Like father like son November 27, 2005Posted by BiB in Uncategorized.
Enslaved as I am to the BBC, relying on them to create at my desk some corner of a foreign field that is for ever England, I hereby link to this amusing and bemusing piece on Ramzan Kadyrov and his vision for the future of Chechnya. Quotes such as, “Soon [Chechnya] will be the safest place in the world – people will be coming here on holiday,” have to be read to be believed, and make me think that Chechens must indeed have a Russian soul and should give up the independence ghost once and for all. What this piece and the related From Our Own Correspondent report do underline, though, is that there is a semblance of security returning to Chechnya, which must, no doubt, largely be put down to Kadyrov junior and his crowd of happy bandits. He has inherited his fiefdom, of course, from his father, Akhmad, who was blown up in May 2004 in what must surely vie for the least-surprising-political-assassination-ever title. Mr. Kadyrov senior was a strongman par excellence, and loyal to Moscow to the last, and his son (also a rebel originally) has now become equally obsequious to his master in the Kremlin. Both are utterly nefarious characters and junior would be well-advised by the no doubt soon-to-be-inundated Chechnya Tourist Board (motto: Visit the Land of Grenade-Launchers and Smiles) to never, ever appear in public if the wallet-happy tourists are ever to appear. He oozes thuggery, which is, I suppose, not that surprising when you think of the kind of place Chechnya has become.

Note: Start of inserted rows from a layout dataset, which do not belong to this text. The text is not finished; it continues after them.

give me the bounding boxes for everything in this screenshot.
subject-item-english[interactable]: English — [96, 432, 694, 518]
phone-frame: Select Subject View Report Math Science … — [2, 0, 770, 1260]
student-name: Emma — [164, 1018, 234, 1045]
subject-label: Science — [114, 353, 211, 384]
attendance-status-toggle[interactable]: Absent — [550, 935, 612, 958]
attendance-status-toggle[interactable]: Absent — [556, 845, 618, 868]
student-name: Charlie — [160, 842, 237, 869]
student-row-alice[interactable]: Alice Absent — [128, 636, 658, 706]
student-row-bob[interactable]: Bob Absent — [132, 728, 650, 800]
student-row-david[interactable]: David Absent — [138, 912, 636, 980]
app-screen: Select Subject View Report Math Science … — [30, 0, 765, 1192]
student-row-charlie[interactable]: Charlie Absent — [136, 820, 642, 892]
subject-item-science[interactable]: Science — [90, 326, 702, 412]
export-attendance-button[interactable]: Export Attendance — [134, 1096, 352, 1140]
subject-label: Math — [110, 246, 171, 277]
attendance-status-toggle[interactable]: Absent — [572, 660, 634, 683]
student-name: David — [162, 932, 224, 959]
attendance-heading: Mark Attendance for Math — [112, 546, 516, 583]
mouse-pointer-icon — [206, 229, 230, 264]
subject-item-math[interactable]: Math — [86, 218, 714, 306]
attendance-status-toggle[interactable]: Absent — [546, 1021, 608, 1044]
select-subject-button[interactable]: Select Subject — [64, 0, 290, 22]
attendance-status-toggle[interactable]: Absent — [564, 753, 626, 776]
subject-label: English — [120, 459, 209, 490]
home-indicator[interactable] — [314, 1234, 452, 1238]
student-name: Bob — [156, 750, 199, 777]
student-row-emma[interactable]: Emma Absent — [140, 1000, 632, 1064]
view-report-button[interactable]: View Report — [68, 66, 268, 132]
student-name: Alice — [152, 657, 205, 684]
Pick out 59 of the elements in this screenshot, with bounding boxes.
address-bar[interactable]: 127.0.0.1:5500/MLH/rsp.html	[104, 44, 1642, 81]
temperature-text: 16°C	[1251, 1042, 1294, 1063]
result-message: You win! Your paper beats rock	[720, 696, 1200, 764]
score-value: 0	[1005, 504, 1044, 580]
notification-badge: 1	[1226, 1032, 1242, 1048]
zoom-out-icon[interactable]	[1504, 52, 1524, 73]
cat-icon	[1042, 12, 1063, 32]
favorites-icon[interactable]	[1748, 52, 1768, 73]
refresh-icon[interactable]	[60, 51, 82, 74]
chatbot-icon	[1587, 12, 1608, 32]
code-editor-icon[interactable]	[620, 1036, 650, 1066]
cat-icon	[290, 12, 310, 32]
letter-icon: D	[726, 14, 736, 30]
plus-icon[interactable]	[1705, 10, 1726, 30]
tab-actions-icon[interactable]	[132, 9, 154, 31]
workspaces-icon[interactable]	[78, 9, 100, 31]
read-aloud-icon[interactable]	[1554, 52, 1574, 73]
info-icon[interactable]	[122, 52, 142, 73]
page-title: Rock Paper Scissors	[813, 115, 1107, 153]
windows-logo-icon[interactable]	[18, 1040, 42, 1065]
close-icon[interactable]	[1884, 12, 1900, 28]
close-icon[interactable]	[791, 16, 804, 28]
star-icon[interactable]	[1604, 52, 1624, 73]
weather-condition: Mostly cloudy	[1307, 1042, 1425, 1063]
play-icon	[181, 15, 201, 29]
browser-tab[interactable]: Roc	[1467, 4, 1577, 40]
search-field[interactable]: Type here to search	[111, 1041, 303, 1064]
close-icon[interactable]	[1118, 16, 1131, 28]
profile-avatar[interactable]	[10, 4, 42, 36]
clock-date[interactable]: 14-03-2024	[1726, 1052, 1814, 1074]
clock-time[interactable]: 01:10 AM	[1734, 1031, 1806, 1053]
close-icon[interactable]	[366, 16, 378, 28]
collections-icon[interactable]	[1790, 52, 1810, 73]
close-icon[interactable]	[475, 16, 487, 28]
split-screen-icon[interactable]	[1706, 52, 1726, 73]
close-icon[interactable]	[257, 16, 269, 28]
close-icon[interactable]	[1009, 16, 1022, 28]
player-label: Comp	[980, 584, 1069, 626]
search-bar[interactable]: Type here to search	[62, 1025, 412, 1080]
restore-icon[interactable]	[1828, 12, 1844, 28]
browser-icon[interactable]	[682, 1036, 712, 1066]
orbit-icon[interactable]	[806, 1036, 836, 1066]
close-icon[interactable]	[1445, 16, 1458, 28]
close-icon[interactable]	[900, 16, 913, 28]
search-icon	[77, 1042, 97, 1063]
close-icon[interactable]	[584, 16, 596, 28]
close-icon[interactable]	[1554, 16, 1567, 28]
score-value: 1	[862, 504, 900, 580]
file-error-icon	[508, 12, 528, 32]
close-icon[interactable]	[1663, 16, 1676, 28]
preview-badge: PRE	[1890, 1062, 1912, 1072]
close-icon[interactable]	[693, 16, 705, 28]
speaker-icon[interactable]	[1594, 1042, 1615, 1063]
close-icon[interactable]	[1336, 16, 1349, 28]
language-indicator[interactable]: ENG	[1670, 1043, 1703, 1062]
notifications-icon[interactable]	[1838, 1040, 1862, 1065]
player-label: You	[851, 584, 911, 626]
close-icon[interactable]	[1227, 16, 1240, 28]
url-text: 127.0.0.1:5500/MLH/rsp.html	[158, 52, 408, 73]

What Kadyrov junior also exemplifies is that it ain’t a good idea for a son to inherit the leadership of a country (or constituent republic) on his father’s death. A number of poor examples spring to mind. Syria. Azerbaijan (delighted to see the protests there. Hoping it will lead to the Oil-Rig Revolution and encourage Belarusians next year). The Democratic Republic of Congo (Zaire had such a ring to it, in comparison. I know Joseph is better than Laurent, but still). (I know I could make a cheap jibe at America’s expense here. I’ll desist.) Yet the Russians daren’t unleash democracy in Chechnya for fear of whom it might return. This is Moscow’s dilemma, and is undoubtedly a real one. The wars there have so radicalised opinions that any political stability can only be the haziest of fantasies. Moscow has its convenient rent-o-thug for now. What happens when his job is done?